The GatewayGIS Neighborhood Banner Project is an exhibition that celebrates a partnership between CAM’s Learning & Engagement department and GatewayGIS. The exhibition features a selection of eight banners on the museum’s west facade, which are the result of two years of planning, teaching, and collaboration with local organizations and schools near the new NGA (National Geospatial-Intelligence Agency) west campus. The project was conceived as an opportunity for students to not only learn about past and present African American leaders and neighborhood landmarks but also to celebrate them through digital graphic design. At the end of the exhibition, one set of banners will be gifted to the classrooms of the student artists who created them, and one set will be handed over to the St. Louis Third Ward Alderman, Brandon Bosley, for future public display. We encourage you to continue this initiative by discovering, researching, and celebrating African American heroes in the community through your own creative process.
James “Cool Papa” Bell
Designed by the artists of Herbert Hoover Boys and Girls Club; Tamara Jackson, Jayden Land, and Aaliyah Perkins
Resident Teaching Artist: Kevin McCoy
James “Cool Papa” Bell (1903–1991) was a left-handed center fielder who began his career with the St. Louis Stars of the Negro National League after moving to the area at age 17. He was renowned for his speed running and stealing bases as well as his “cool” demeanor during his stint as pitcher earlier in his career. He was added to the National Baseball Hall of Fame in 1974 and a street in the JeffVanderLou neighborhood is now named for him.

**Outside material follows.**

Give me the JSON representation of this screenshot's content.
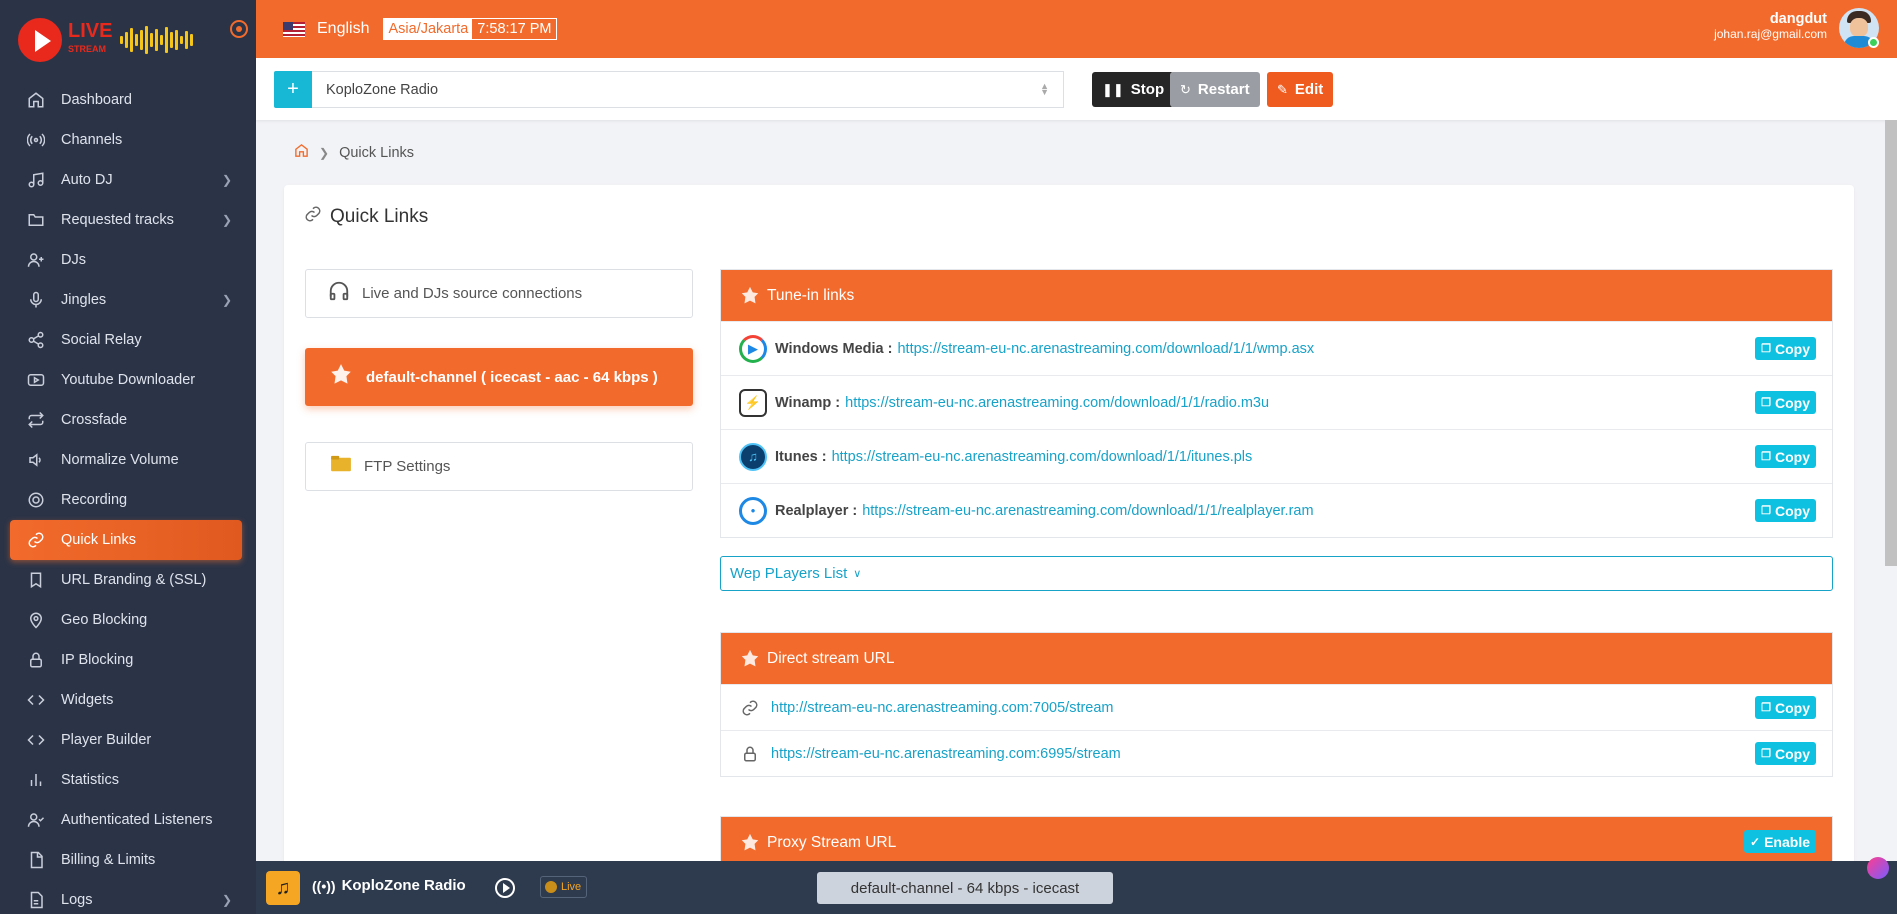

Designed by the artists of Cardinal Ritter College Prep; Jordan Baker, Ariana Bennett, Asia Brantley, Janelle Briggs, Aidan Cotton, Tramond Dukes, Yashaun Harris, Jayden Heitz, Ashton Henderson, Jadah Holly, Jaylon Holmes, Mary Taylor Lee, Ailana Lewis, Keon Morris, Jalia Mosby, Natasha Phiri, Jusza Pryor, Taylor Richardson, Torri Richardson, Gekirah Rivera, Alonzo Smith, Jr., Jaylan Williams, and Dallas Winner-Johnson
Resident Teaching Artist: Jaryn Blackshear-Bryant
Josephine Baker (1906–1975) was an entertainer and activist who was born in what is now Midtown. Her talents in singing and dancing took her to New York City and eventually to Paris where she found fame for her trademark dancing style and eye-catching costumes. Baker is also known for her work with the civil rights movement and the French resistance during WWII.
St. Louis Place Neighborhood
Designed by the artists of Carr Lane Middle School; Danny Asaro, Tya Carthen, Anissa Covington, Cameron Crosby, Denijah Curtis, Stanley Flowers, Jeremiah Green, Ta’niah Hicks, Keith Jacobs, Mika Jones, Kentraveon Joseph Heavon Kazimir, Airiyanna Knoxx Bradshaw, Kenya Love, Destiny Nash, Zariyah Portis, Landon Ruffin, Makaylah Smith, D’Kyra Terry, and Maurel Turner
Resident Teaching Artist: L.M. Flowers
Lois Conley (b. 1946) is the founder/President and CEO of the Griot Museum of Black History, the second oldest African American history and wax museum in the country, which is located in St. Louis Place. A Vashon High School graduate, Conley has dedicated her life to researching and promoting the awareness of African American history. She also has lectured throughout the United States and received numerous honors for her work.
Designed by the artists of Vashon High School; Jamel Anderson, Andreanisha Arnold, Jeseseca Calhoun, Charlisa Chatman, David Cosey, Lonzell Griffin, Samuel Holbrook-Williams, Jameer Johnson, Jordan Johnson, Romeo Jones, Lisandra Manley, Iyana McCurry, Geremiah McLucas, Tyler Morris, Dorian Phillips, Omarion Pruitt, Nicholas Randall, Miesha Robinson, Omarion Roper, Mykeal Sanders, Jasmine Smith, Shadae Survillion, Ri naya Sutton, Jordan Watson, MacKenzi Watson-Schulte, Jadai West, Siara White, Ariel Williams, and Na’Tavyah Williams
Resident Teaching Artist: Jayvn Solomon
Congresswoman Maxine Waters represents California’s 43rd congressional district and is serving her 15th term of office. A St. Louis native, she graduated from Vashon High School before moving with her family to Los Angeles. She is the most senior African American woman in Congress and was named as one of Time magazine’s 100 Most Influential People of 2018.